Continued fiscal consolidation

Controlling debt, and particularly its external portion (75%), remains the government's priority and justifies continuation of the restrictive fiscal policy. With this in mind, the government took steps to reform the three state-owned enterprises making the largest losses. In addition to overhauling the social housing programme of IFH (real estate) at end-2018, it privatised TACV (airline) in March 2019 and will follow suit with Electra (water and electricity) in 2020. Revenues will go up thanks to more efficient tax collection, particularly of VAT and income tax. Meanwhile, expenditure growth will be curbed as the wage bill is kept under control. This budgetary consolidation should enable the government to achieve a primary surplus (excluding interest on the debt, which stood at 2.8% of GDP in 2019) of 1.0%, strengthening the country’s downward public debt trajectory. Although the risk of default is real, it is limited, since the lion’s share of the debt is composed of concessional long-term loans, which are mostly denominated in euros.
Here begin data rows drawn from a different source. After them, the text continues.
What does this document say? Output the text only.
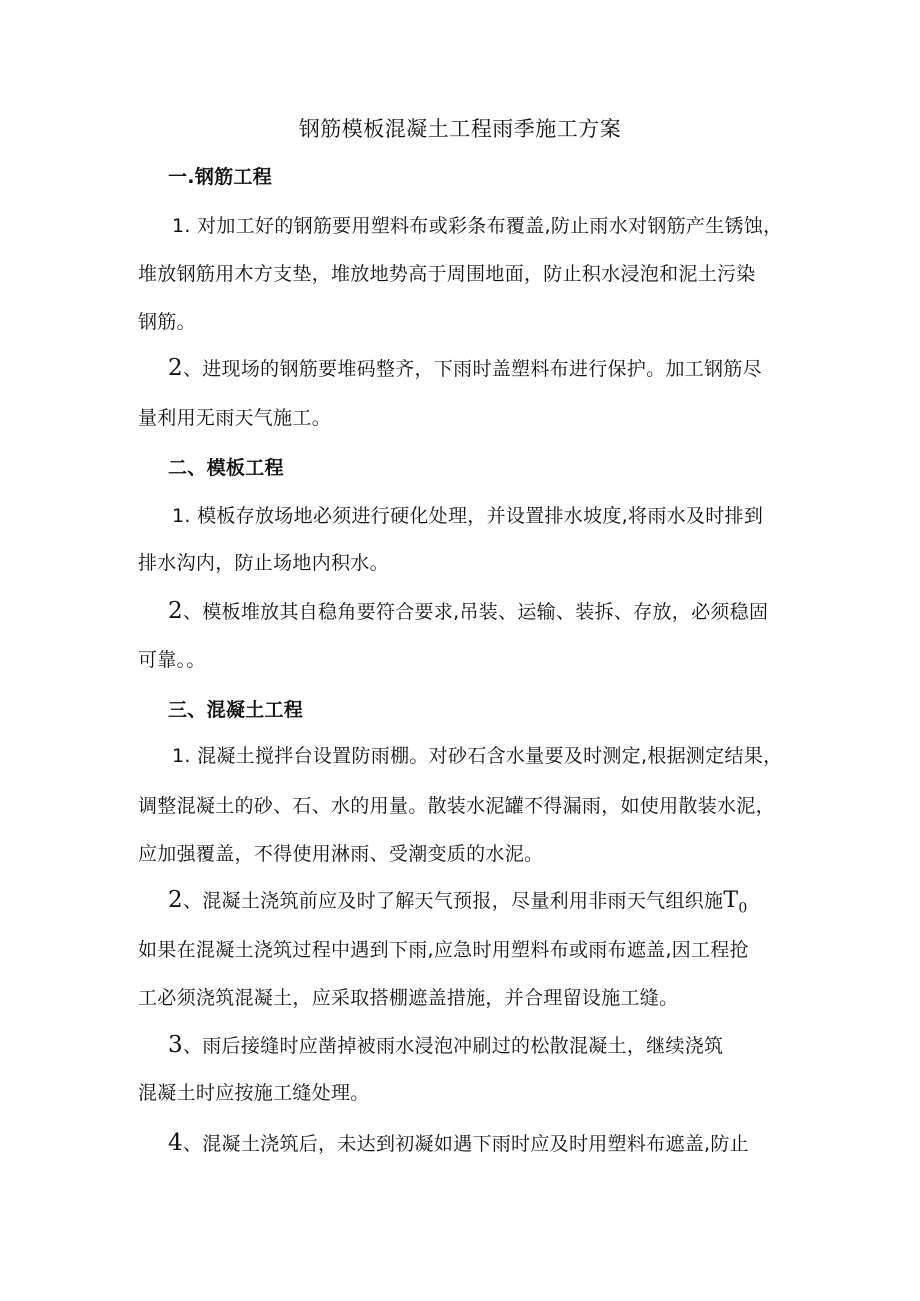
钢筋模板混凝土工程雨季施工方案
一.钢筋工程
1. 对加工好的钢筋要用塑料布或彩条布覆盖,防止雨水对钢筋产生锈蚀，
堆放钢筋用木方支垫，堆放地势高于周围地面，防止积水浸泡和泥土污染
钢筋。
2、进现场的钢筋要堆码整齐，下雨时盖塑料布进行保护。加工钢筋尽
量利用无雨天气施工。
二、模板工程
1. 模板存放场地必须进行硬化处理，并设置排水坡度,将雨水及时排到
排水沟内，防止场地内积水。
2、模板堆放其自稳角要符合要求,吊装、运输、装拆、存放，必须稳固
可靠。。
三、混凝土工程
1. 混凝土搅拌台设置防雨棚。对砂石含水量要及时测定,根据测定结果，
调整混凝土的砂、石、水的用量。散装水泥罐不得漏雨，如使用散装水泥，
应加强覆盖，不得使用淋雨、受潮变质的水泥。
2、混凝土浇筑前应及时了解天气预报，尽量利用非雨天气组织施$T_0$
如果在混凝土浇筑过程中遇到下雨,应急时用塑料布或雨布遮盖,因工程抢
工必须浇筑混凝土，应采取搭棚遮盖措施，并合理留设施工缝。
3、雨后接缝时应凿掉被雨水浸泡冲刷过的松散混凝土，继续浇筑
混凝土时应按施工缝处理。
4、混凝土浇筑后，未达到初凝如遇下雨时应及时用塑料布遮盖,防止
Regarding the external accounts, the current account deficit is expected to narrow slightly in 2020. It reflects the huge trade deficit (36% of GDP) arising from the archipelago's dependence on food and manufactured products. This trade deficit could widen due to a rise in imports of consumer goods as well as capital goods needed for construction projects. However, growth in tourism revenues and expatriate remittances (10% of GDP) should offset this deterioration. Rising FDI (6% of GDP in 2019) and concessional multilateral loans will finance the current account deficit.

In the absence of pressure on prices and the exchange rate, the monetary authorities plan to maintain an accommodative policy. With comfortable foreign exchange reserves (five months of imports in 2019), they will be able to maintain the fixed rate between the euro and the Cape Verdean escudo.


An established democracy

Cabo Verde is one of the top-ranked countries in sub-Saharan Africa according to World Bank governance indicators, particularly in the fight against corruption. The country has one of the best business climates in the region, but still suffers from inadequate infrastructure, particularly electrical, and a lack of insolvency regulations. As a result, it is 137th out of 190 countries in the Doing Business ranking.

The Movimiento para la Democracia (MPD) won an absolute majority in the March 2016 parliamentary elections, and its candidate, Jorge Carlos Fonseca, was re-elected as leader of the country for a second term in the presidential elections on October 2, 2016. The government aims to keep supporting the archipelago’s development, while making the necessary savings to reduce public debt, which could affect its popularity. However, the fall in unemployment and increase in incomes driven by robust growth should limit the potential causes of popular opposition. The government will focus on meeting the objectives of the Strategic Plan for Sustainable Development (2017/2021), which include the development of air and maritime transport, economic diversification and improved access to basic public services (health, education, housing, water and electricity).

With regard to its foreign policy, the country remains closely linked to Western Europe, which is a major source of tourists and FDI. Cabo Verde will also continue to foster its ties to China, whose investment in the country is constantly increasing and is expected to be concentrated in the tourism sector, infrastructure and the construction of a special economic zone.